In late February, the Chairman of the House Ways and Means Committee (Dave Camp (R-MI)) released a comprehensive draft proposal to reform the Internal Revenue Code. These reforms would tax deferred compensation upon vesting and would eliminate the performance-based exception under IRC Section 162(m).
Nonqualified Deferred Compensation
Current law: Under current law, compensation generally is taxable to an employee and deductible by an employer in the year earned, regardless of when the compensation is received by the employee. However, in the case of nonqualified deferred compensation, an employee does not recognize taxable income until the year the deferred compensation received (assuming that all applicable requirements, including under Section 409A of the Internal Revenue Code have been met) and the employer’s corresponding deduction is postponed until that time. The date on which such compensation is no longer subject to a substantial risk of forfeiture does not impact the timing of income inclusion.
Proposed law: Under the proposed legislation, an employee would be taxed on deferred compensation as soon as such compensation is no longer subject to a substantial risk of forfeiture (i.e., receipt of the compensation is not subject to future performance of substantial services). The proposed legislation would apply to amounts attributable to services performed after December 31, 2014. Current law rules (including Section 409A) would continue to apply to compensation deferred prior 2015. Such deferred compensation would become subject to the proposed law in 2023 meaning that the compensation would be includible in income the later of (i) the year of vesting or (ii) 2022.
The proposed law would effectively eliminate many forms of traditional deferred compensation and adversely impact other forms.
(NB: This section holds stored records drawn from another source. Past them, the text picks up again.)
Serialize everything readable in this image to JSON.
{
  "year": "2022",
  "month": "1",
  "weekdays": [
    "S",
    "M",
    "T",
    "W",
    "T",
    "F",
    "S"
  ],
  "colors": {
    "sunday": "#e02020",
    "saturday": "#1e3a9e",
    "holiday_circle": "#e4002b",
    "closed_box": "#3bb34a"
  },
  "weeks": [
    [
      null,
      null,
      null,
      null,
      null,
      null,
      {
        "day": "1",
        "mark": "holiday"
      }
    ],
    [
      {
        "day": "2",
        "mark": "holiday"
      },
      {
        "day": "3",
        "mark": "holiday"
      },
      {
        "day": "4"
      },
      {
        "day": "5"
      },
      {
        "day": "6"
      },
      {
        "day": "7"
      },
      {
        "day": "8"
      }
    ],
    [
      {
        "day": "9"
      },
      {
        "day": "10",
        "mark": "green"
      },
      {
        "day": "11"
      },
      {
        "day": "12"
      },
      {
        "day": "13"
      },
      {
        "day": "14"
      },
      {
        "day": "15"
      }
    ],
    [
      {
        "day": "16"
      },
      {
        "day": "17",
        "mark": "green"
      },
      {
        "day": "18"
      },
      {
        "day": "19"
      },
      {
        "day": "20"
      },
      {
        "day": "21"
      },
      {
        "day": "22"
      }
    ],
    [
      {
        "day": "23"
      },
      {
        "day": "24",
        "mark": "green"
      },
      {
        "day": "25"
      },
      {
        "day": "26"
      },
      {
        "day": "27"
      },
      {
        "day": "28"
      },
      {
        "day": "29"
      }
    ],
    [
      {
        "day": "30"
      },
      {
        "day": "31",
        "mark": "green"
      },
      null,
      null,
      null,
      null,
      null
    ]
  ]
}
For example, an employee’s election to defer receipt of salary would no longer result in the deferral of taxation since deferred salary is rarely subject to a substantial risk of forfeiture. The same would be true with respect to an employee’s deferral of an annual bonus or long-term cash incentive, unless such deferred compensation was subject to a substantial risk of forfeiture.
The proposed law would also undermine the benefits derived from non-contributory nonqualified deferred compensation arrangements, such as SERPs or restoration plans. Among these benefits is the deferral of taxation on amounts accrued and any earning thereon until such amounts are distributed to the employee. Under the proposed law, upon vesting these amounts would become subject to federal income tax.
It remains to be seen whether this proposed bill will get any traction in Congress. However, organizations should consider reviewing the status of current deferred compensation policies.
Compensation Paid in Excess of $1 Million to Executive Officers
Current law: Under current law, the deduction for compensation paid or accrued with respect to a “covered employee” of a publicly traded corporation is limited to no more than $1 million per year. The deduction limitation applies to all remuneration paid to a covered employee for services except for (1) commissions; (2) performance-based compensation, including stock options; (3) contributions to or payments from a tax-qualified retirement plan; and (4) amounts that are excludable from the executive’s gross income. Covered employee is defined as the chief executive officer and the three highest-paid executive officers, other than the CEO and chief financial officer, who are employed on the last day of the company’s tax year and reported in the company’s proxy. Chief financial officers are not treated as covered employees.
Proposed law: Under the proposed law, the current exceptions to the $1 million deduction limitation for commissions and performance-based compensation would be repealed. The provision also would expand the definition of “covered employee” to include a public company’s chief financial officer. In addition, once an employee of a public company qualifies as a covered employee, the $1 million deduction limitation would apply to that employee during his remaining employment with the public company. The proposed law would be effective for tax years beginning after 2014.
The proposed law continues Congress’s ongoing efforts to limit the deductibility of compensation paid to top executives. As we previously reported (see Client Update 2014-3), other bills are pending in the House and Senate that would sharply curtail the deduction a public company may take for compensation paid to proxy-disclosed officers in excess of $1 million under Section 162(m).
While the draft bill is unlikely to move forward in the current Congress, it may provide potential insights into Republican positions on tax reform during the Congressional elections this year and the presidential election in 2016.